Scientology-backed Ottawa exhibit takes aim at psychiatry

The Scientology-funded Citizen's Commission on Human Rights have launched a two-week exhibit in Ottawa attacking psychiatry.

A controversial travelling exhibit denouncing psychiatry and sponsored by a group funded by the Church of Scientology has come to Ottawa.

The Scientology-funded Citizen's Commission on Human Rights exhibit is called Psychiatry, An Industry of Death.

A giant banner "stop psychiatric drugging of children now" hangs outside a storefront on Rideau Street at Waller.

Inside the exhibit's 14 video installations are equally unabashed in their attack on psychiatrists. The group claims the practice is abusive and its therapies cause millions of deaths.
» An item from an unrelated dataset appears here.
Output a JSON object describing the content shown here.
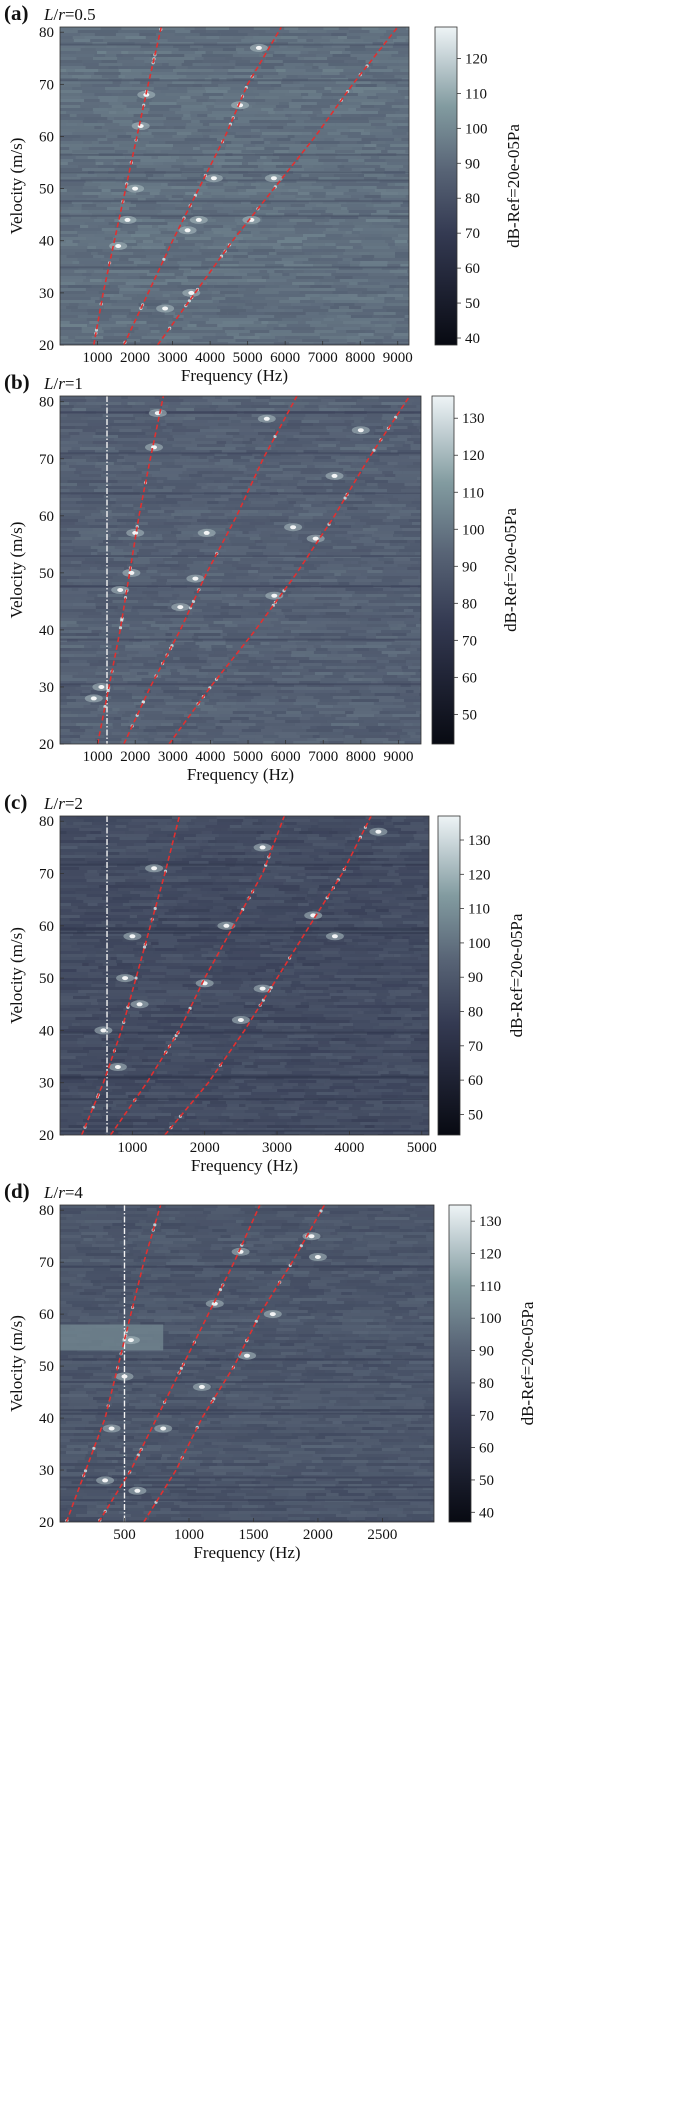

Angela Ilasi, a volunteer with commission and also a Scientologist says psychiatrists manufacture illnesses and then drug companies make millions.

"It's the deceit that's foisted on people that they're being told they can be labelled with a disorder for anything," she said.

The group has been asking Ottawa residents to sign a petition demanding the federal government launch a public investigation into what they call the over-prescribing of psychiatric medication of minors. Ilasi said they have had 200 people so far sign the petition and a thousand have visited the exhibit.

Dr. Simon Hatch, a psychiatrist at several Ottawa hospitals, said Scientology has a history of attacking psychiatry.

"There is an issue around over-diagnosis and over-treatment and I think that's a reasonable argument," said Hatch. But he thinks the exhibit and its message go too far.

"Extrapolating to say psychiatry kills is gross hyperbole and just wrong," he said.

The exhibit is in Ottawa for two weeks.